DHarter, one of the educators participating in the K12 Online Preconference chat, said

A kid the other day said to me that he hates the term Web 2.0…makes sense, it’s 1.0 to him!

I’ve never considered that. Not only have these children always know a world with the web, but they’ve always been able to play with it. What a concept. I just got older! 

It all brings us back to the relevance of teaching these kids from textbooks that are five years old.  What kind of sense does this mean to our children?

9 thoughts on “What Kind of Sense?”

  1. Makes total sense when you think about it. It’s a bit like the Scots who don’t call the current queen “the second” because they never acknowledged the first Elizabeth. Or the fact that a new name had to be thought of for the “Great War” when an even greater one broke out a scant 21 years later.

    Thanks for providing that perspective.

  2. It sounds like the something I heard this morning. Kids may ask, “If you can’t find something on Google, does it really exist?” No more trees falling in the forest for these kids!

  3. Interesting perspective.
    5 year old textbooks doesn’t even seem that bad compared to some of what are being used in schools these days! It does seem quite astounding that we teach from resources most of us would never consider using ourselves.

  4. David,

    Long ago, Alan Kay said, “Technology is anything that wasn’t there when you were born.”

    It should come as no surprise that kids are disinterested in the semantics of 1.0, 2.0…

    There might be accurate factual information in five year old textbooks. A much larger problem is the use of textbooks at all since “Dick and Jane.”

    Kids should read primary sources (re: books) written by poets, scientists, mathematicians, novelists or historians.

    While trying to get some writing done at the local Borders last night, I saw a couple in their late teens canoodling. In between the giggling, the boy pointed to a book, “Bill Clinton: Mastering the Presidency,” by Nigel Kennedy. He then said, “Hey, look! Bill Clinton wrote a how-to book on being President.” The girlfriend, her Butthead to his Beavis, then made an oral sex reference.

    I’m a LOT more concerned that our students think a book about someone is the same as a book by someone than whether they number the Web correctly.

    Another possibility… Maybe the kid you met just doesn’t think that the Web is so interesting.

  5. Thanks so much, Gary. I’ve used that quote a few times in the past, but had not been able to track down its source.

    You may have misunderstood the point of my blog. I’m not at all concerned that the student Dennis Harter mentioned did not know the difference between a 1 and a 2. I think that what concerns me is that we continue to misunderstand the perspectives of our children, the perspectives that are formed by their information experiences.

    It seems significant to me that these children have always know information environments that they could interact with, participate in, that they could play. It’s important not only in helping them to learn well and to learn the right things, but also in terms of tapping into that experience to cause effective learning.

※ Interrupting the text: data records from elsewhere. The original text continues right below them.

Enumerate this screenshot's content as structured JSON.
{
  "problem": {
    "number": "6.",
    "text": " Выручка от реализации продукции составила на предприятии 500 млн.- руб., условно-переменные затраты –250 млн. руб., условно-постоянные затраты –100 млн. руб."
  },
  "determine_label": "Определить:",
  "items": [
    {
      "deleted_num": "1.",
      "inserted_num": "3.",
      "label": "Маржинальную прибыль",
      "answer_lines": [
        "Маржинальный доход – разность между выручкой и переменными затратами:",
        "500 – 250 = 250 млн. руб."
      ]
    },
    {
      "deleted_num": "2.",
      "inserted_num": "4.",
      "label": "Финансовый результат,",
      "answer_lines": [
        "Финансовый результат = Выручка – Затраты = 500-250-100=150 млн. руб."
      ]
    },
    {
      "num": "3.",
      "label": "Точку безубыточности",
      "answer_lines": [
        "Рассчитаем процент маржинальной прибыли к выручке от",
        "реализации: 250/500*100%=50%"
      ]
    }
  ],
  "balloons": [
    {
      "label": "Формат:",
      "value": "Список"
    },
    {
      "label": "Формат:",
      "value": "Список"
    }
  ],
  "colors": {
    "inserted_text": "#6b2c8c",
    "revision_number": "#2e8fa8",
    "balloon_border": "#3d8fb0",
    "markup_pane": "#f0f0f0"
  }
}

    I agree that students should be reading primary sources, but they should also be reading opinions, conversations, and biased positions. How else will they know the difference?

  6. For perspective the studnet in fact is a regular user of web 2.0 tools. Just doesn’t see the need to call it that. It’s just the web as far as he’s concerned.

    What David says is what struck me as well. Remembering that the student’s perspective matters and even when we try to connect, sometimes we don’t. But we keep trying.